In Steven Spielbergs Filmversion von War of the Worlds überfallen Außerirdische die Erde. Bei ihrem Angriff steuern die Aliens riesige, dreifüßige Kampfmaschinen, die die panischen Erdenbewohner mit futuristischen Strahlenkanonen zu Staub pulverisieren. Im Laufe des Filmes stellt sich heraus, dass die außerirdischen Invasoren die Vernichtung der Menschheit weniger aus Mordlust, denn aus ökonomischen Erwägungen heraus betrieben haben. Der Massenmord ist in der Grammatik der Aliens nicht mehr als ein Ernteprozess, die dreibeinigen Kampfmaschinen fungieren folglich als Ernte-Roboter. Diese fangen die Menschen zunächst in einem großen Käfig auf (zuvor werden sie „gepflückt“), dann in einer Art „Entsafter“ zerkleinert und deren blutigen Überreste anschließend überall auf dem Boden zerstreut. Auf dem mit Menschenblut gedüngten Boden wachsen nun fremdartige Pflanzen.
Diese
Szene weist frappierende Parallelen zu einem philosophischen Gedankenexperiment auf, das der Autor und Philosoph Richard David Precht
im Rahmen der Tierethik-Debatte entwickelte. In diesem Szenario landen ebenfalls
hoch-technologisierte, uns überlegene Außerirdische auf der Erde.

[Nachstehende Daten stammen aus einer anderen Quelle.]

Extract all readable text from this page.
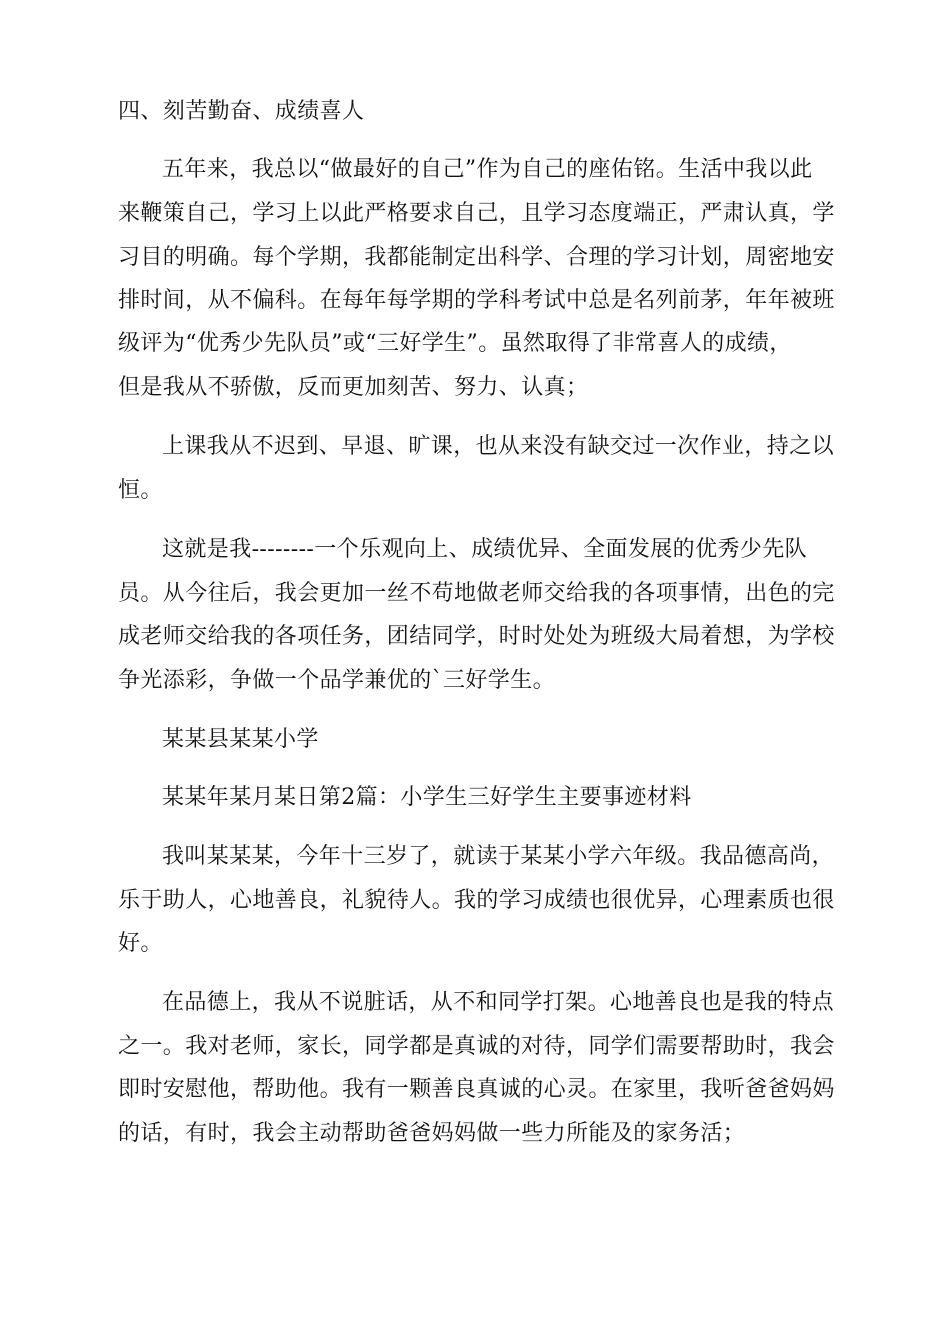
四、刻苦勤奋、成绩喜人
五年来，我总以“做最好的自己”作为自己的座佑铭。生活中我以此
来鞭策自己，学习上以此严格要求自己，且学习态度端正，严肃认真，学
习目的明确。每个学期，我都能制定出科学、合理的学习计划，周密地安
排时间，从不偏科。在每年每学期的学科考试中总是名列前茅，年年被班
级评为“优秀少先队员”或“三好学生”。虽然取得了非常喜人的成绩，
但是我从不骄傲，反而更加刻苦、努力、认真；
上课我从不迟到、早退、旷课，也从来没有缺交过一次作业，持之以
恒。
这就是我--------一个乐观向上、成绩优异、全面发展的优秀少先队
员。从今往后，我会更加一丝不苟地做老师交给我的各项事情，出色的完
成老师交给我的各项任务，团结同学，时时处处为班级大局着想，为学校
争光添彩，争做一个品学兼优的`三好学生。
某某县某某小学
某某年某月某日第2篇：小学生三好学生主要事迹材料
我叫某某某，今年十三岁了，就读于某某小学六年级。我品德高尚，
乐于助人，心地善良，礼貌待人。我的学习成绩也很优异，心理素质也很
好。
在品德上，我从不说脏话，从不和同学打架。心地善良也是我的特点
之一。我对老师，家长，同学都是真诚的对待，同学们需要帮助时，我会
即时安慰他，帮助他。我有一颗善良真诚的心灵。在家里，我听爸爸妈妈
的话，有时，我会主动帮助爸爸妈妈做一些力所能及的家务活；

Sie versklaven die Menschen, um sie als Nutztiere produktiv zu
machen, veranstalten zu medizinischen Zwecken Experimente mit ihnen
und verspeisen sie schließlich aus kulinarischen Gründen. Die
Menschen sind darüber verständlicherweise wenig glücklich und
bitten die Außerirdischen darum, darauf zu verzichten, ihre
Artgenossen zu verspeisen. Diese aber erwidern, dass sie das gleiche
Verhalten bei den Menschen und ihrem Umgang mit anderen, unterlegenen
Spezies beobachtet hätten und rechtfertigen damit ihr eigenes
Handeln. Kants kategorischer Imperativ schlägt voll ein, denn den
Menschen entziehen sie damit jede Argumentationsgrundlage für das
eigene Existenzrecht.
Auf einem
Fischerboot irgendwo im Nord-Atlantik strömt derweil durch ein Loch
an der Seite des Bugs ein ununterbrochener Blutstrahl ins Meer. Das
Blut stammt von tausenden Fischen, die das Fischerboot mit
Schleppnetzen tagtäglich aus dem Meer zieht. Die überlegene,
außerirdische Spezies ist hier der Mensch, der mit hoch-effektiven
Maschinen versucht eine maximale „Ernte“ zu erzielen. Die Szene
entstammt der experimentellen Dokumentation Leviathan. Sie
erzählt von... ja, wovon erzählt sie eigentlich?
Perspektivenwechsel
Wo
Spielberg die Menschenernte seinerzeit ganz selbstverständlich aus
der Perspektive der Menschen inszenierte, um so das grausame
Schicksal der Erdenbewohner auch maximal emotional fruchtbar zu
machen, versucht Leviathan in der Darstellung der
industrialisierten Schleppnetz-Fischerei eine solche Perspektive
nicht nur zu vermeiden, sondern in den perspektivischen
Entscheidungen selbst einen theoretischen Standpunkt auszudrücken.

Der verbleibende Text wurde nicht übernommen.